Core Concepts
Large language models (LLMs) can effectively detect boundaries between human-written and machine-generated content within mixed text sequences.
Abstract
The paper explores the capability of LLMs to detect boundaries in human-machine mixed text. The key points are:
-
The task is formulated as a token classification problem, where the label turning point represents the boundary between human-written and machine-generated content.
-
Experiments are conducted using LLMs known for handling long-range dependencies, such as Longformer, XLNet, and BigBird. The results show that XLNet-large outperforms other models, achieving first place in the SemEval'24 competition.
-
The paper investigates factors that influence the boundary detection performance of LLMs, including:
- Incorporating additional layers (LSTM, BiLSTM, CRF) on top of LLMs
- Utilizing segment-based loss functions (BCE-dice loss, Combo loss, BCE-MAE loss) to better capture the transition between segments
- Pretraining the LLM on related tasks (sentence-level boundary detection, binary human-machine text classification) before fine-tuning on the target task
-
The findings provide valuable insights for future research on improving LLMs' capabilities in detecting boundaries within human-machine mixed text.
Stats
The dataset consists of 3,649 training cases and 505 development cases, with an average text length of 263 and 230 words, respectively.

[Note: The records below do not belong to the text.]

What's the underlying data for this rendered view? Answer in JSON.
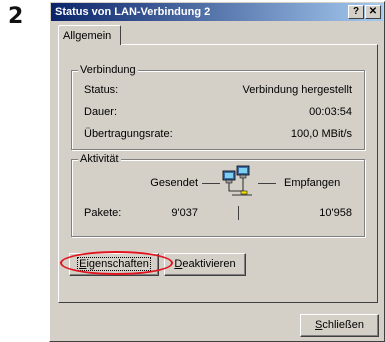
{
  "step_number": "2",
  "window": {
    "title": "Status von LAN-Verbindung 2",
    "help_label": "?",
    "close_label": "✕"
  },
  "tab": {
    "label": "Allgemein"
  },
  "connection": {
    "legend": "Verbindung",
    "status_label": "Status:",
    "status_value": "Verbindung hergestellt",
    "duration_label": "Dauer:",
    "duration_value": "00:03:54",
    "speed_label": "Übertragungsrate:",
    "speed_value": "100,0 MBit/s"
  },
  "activity": {
    "legend": "Aktivität",
    "sent_label": "Gesendet",
    "received_label": "Empfangen",
    "packets_label": "Pakete:",
    "packets_sent": "9'037",
    "packets_received": "10'958",
    "icon": "network-activity-icon"
  },
  "buttons": {
    "properties_first": "E",
    "properties_rest": "igenschaften",
    "deactivate_first": "D",
    "deactivate_rest": "eaktivieren",
    "close_first": "S",
    "close_rest": "chließen"
  },
  "colors": {
    "title_start": "#0a246a",
    "title_end": "#a6caf0",
    "dialog_bg": "#d4d0c8",
    "highlight_ring": "#e0141e"
  }
}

The maximum text length is 1,397 words in the training set and 773 words in the development set.
The average boundary index is 71 in the training set and 68 in the development set.
Quotes
"The objective is to accurately determine the transition point between the human-written and LLM-generated sections."
"Notably, by leveraging an ensemble of multiple LLMs to harness the robust of the model, we achieved first place in Task 8 of SemEval'24 competition."
"Our experiments indicate that optimizing these factors can lead to significant enhancements in boundary detection performance."